With the massive potential for particle engineering offered within the ASD technology, it opens up real possibilities in sectors such as field and emergency medicines. To take one example, Nova has managed to create molecules that would ordinarily take up to 20 minutes to fully dissolve in liquid, and has achieved a dissolution rate of two minutes.
Of course, this extends to vaccines where advancements in bioprocess engineering have created increasingly effective formulations, where spray-dried molecules can be reconstituted at the point of administration and where even traditionally highly unstable products can be stored for long periods in non-liquid form, without refrigeration.
Expansion plans
Increasingly, companies developing new drug candidates through ASD are treating Nova as a one-stop facility from laboratory to commercial scale production. This approach minimises regulatory delays, allows the benefits of particle engineering to be explored early in the product lifecycle, cuts process development costs down the line, lowers the regulatory costs and those of spray drying, bulk powder blending and fill and finishing. It also enables early evaluation of the final product presentation and delivery options.

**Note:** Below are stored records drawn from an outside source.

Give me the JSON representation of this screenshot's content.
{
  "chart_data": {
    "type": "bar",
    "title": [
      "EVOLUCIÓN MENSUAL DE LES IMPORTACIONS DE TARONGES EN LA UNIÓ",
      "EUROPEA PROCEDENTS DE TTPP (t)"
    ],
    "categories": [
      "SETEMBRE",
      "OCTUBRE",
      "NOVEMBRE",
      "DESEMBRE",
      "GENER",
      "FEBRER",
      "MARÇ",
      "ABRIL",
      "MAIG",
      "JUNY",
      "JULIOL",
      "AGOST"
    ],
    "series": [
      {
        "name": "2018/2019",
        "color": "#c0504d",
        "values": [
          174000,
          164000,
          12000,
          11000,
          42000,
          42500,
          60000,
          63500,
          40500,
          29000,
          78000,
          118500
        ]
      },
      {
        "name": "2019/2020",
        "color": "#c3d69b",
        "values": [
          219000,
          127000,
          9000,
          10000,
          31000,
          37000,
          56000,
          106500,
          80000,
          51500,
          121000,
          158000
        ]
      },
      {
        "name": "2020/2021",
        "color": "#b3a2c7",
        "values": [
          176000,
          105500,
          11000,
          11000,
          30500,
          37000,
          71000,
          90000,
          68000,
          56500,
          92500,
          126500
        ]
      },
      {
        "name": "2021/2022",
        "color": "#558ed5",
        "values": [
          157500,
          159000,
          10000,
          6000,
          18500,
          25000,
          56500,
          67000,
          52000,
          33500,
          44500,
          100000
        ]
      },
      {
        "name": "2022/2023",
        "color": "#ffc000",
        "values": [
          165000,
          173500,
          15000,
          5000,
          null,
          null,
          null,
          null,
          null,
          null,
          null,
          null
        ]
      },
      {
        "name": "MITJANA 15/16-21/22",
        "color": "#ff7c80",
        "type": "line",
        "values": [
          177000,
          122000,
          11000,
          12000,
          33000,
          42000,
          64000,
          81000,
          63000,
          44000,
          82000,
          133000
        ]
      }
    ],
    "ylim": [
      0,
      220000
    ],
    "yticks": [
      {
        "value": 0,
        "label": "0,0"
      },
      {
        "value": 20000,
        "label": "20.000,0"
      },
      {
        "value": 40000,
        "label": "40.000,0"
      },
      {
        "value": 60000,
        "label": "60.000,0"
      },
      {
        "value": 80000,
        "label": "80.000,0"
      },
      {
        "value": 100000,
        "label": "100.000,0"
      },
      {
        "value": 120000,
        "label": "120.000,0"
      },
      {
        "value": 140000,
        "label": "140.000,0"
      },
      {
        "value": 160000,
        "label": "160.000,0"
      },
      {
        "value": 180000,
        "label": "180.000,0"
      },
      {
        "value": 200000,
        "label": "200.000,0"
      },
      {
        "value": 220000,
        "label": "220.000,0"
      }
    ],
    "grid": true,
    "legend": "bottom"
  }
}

Having developed the world’s first cGMP aseptic spray dryer in 2008, Nova is now constructing a new commercial spray drying facility to come on line in 2017 and will offer a full service from discovery and development through to commercial supply. This will include a dedicated commercial scale in-house fill and finish operation, making it the world’s first commercial scale facility of its kind, creating partnership opportunities from feasibility study to commercial manufacture handling up to 5kg/h spray dried powder output.
Aseptic spray drying within a sterile environment
Innovation and sterility assurance are paramount issues. The company’s ability to design, construct and develop its own cleanrooms, isolator and process equipment also enables it to be innovative. Careful attention is paid to the design of the isolator systems to provide high sterility assurance levels through numerous contamination control design features which give complete barrier containment supplied within a Grade-A environment. During qualification, sterilisation cycles are performed to demonstrate the correct generation of the gas and the ability to achieve an environmental sterility assurance level of >106 throughout the isolator.
This provides an unparalleled sterility assurance and Nova has produced more than 1.5 million product-simulated media filled units with zero contaminated units from routine processes.